Notice that blank bunch of code, above, with an empty Array coming in to a Build Array function as the second Element. This is a Diagram Disable Structure, temporarily "hiding" code to make the Y Plot (which is why the Cluster comes in second in the Build Array, X, then Y).
Build this VI, then run it. Don't forget to set the Front Panel Controls to the numbers I discussed above.
I've attached the Actual VI, saved as LabVIEW 2014 (which I believe has the Diagram Disable structure). After you try to get your VI to work (and if you copy carefully, it should work), download the attached code and make sure it also works.
Now, before you peek, ask yourself how you would design the corresponding Y function, one that starts at Y Value (which you should set to 0) and each X Cycle increments by Y Step (which you should set to 1, for the purpose of a Simple Demo). What complicated LabVIEW Waveform-generating Function will give you a constant step? [This is a Trick Question!!]
Try to work this out for yourself. Also, try to write code to do this and replace the empty Array shown in the Diagram Disable function. Try your method out -- do you see a Step function superimposed over your Sawtooth?
When you want to see my version, click on the little triangle at the end of the word "Enabled", which should bring up the Disabled Case (somewhat Greyed-out). Right-click on "Disabled", click the downward triangle, and choose Enabled. Study the code and be sure you understand it, particularly how the parameters are calculated. Then run it.
If you take the time (maybe 30-45 minutes) to work through this yourself, carefully, you will learn a fair amount of LabVIEW, and will be able to practice what you already know.

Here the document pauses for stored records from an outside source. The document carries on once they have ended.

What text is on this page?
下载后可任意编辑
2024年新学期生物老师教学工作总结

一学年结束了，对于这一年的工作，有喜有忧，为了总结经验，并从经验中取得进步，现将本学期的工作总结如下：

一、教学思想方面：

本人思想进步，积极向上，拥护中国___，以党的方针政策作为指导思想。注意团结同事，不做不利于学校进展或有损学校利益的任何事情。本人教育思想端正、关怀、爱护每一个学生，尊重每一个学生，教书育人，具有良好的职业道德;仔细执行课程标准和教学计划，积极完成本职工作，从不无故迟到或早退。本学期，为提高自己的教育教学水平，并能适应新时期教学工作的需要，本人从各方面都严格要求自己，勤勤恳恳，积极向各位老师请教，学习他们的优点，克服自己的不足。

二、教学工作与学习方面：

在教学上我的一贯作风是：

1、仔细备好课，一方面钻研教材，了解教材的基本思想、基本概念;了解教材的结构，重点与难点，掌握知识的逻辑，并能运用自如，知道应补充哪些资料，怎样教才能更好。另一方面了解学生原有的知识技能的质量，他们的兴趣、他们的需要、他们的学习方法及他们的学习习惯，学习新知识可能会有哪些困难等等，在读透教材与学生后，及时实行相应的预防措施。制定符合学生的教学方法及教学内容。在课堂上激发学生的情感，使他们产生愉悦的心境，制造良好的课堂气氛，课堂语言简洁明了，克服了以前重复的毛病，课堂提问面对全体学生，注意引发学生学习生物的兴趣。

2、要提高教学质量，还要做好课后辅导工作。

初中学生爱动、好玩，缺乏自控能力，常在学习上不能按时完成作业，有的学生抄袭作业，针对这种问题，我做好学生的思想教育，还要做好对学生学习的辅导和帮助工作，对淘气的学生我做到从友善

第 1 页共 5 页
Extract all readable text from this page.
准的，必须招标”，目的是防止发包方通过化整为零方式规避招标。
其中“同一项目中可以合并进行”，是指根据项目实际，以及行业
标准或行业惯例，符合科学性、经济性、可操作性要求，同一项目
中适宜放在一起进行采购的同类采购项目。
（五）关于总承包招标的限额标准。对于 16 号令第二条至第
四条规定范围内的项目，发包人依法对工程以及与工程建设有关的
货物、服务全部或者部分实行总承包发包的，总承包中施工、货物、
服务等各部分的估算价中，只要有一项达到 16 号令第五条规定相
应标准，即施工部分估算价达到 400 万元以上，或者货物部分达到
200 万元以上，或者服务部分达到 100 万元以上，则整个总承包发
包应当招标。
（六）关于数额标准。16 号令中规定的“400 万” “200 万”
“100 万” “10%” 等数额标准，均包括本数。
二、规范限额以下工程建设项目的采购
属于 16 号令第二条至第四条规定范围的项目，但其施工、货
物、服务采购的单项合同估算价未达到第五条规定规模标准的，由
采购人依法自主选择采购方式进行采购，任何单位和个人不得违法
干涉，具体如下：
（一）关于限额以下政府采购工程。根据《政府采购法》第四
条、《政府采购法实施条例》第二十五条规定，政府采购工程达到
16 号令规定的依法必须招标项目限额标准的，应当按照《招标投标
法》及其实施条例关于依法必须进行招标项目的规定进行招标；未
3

Thanks for your pateience. I read all your replies again, tried what you said, and can understand the your code. The 'offset' parameter decides the start position of the wave. By coping and running it, I got a following result,
But the frequency problem is still here, if I set the frequency 1 HZ, the detected number is 5 HZ. I do know where is wrong..
Why are you putting a sampling frequency of 100 but only taking 20 samples in your original code? Did you duplicate the code exactly as Bob explained? Could you post a copy of the new code instead of a partial screenshot that shows the problem but gives us no clue as to why you have the problem (Bob's code gives very different results than yours).
When you mention the frequency from an oscilloscope, how are you measuring it?
Do you mean the sort of built-in measurements that some oscilloscopes offer, or are you reading the time-scale vs the number of pulses that you count?
I ask because we have quite a nice oscilloscope at work, but depending on the scaling and noise levels, sometimes it produces very curious readings for frequency...
I used its Auto Run function to measure the frequency. The frequency is right when I meausred wave from a function generator. So, I think my method to use the oscilloscope and the insturment should be right.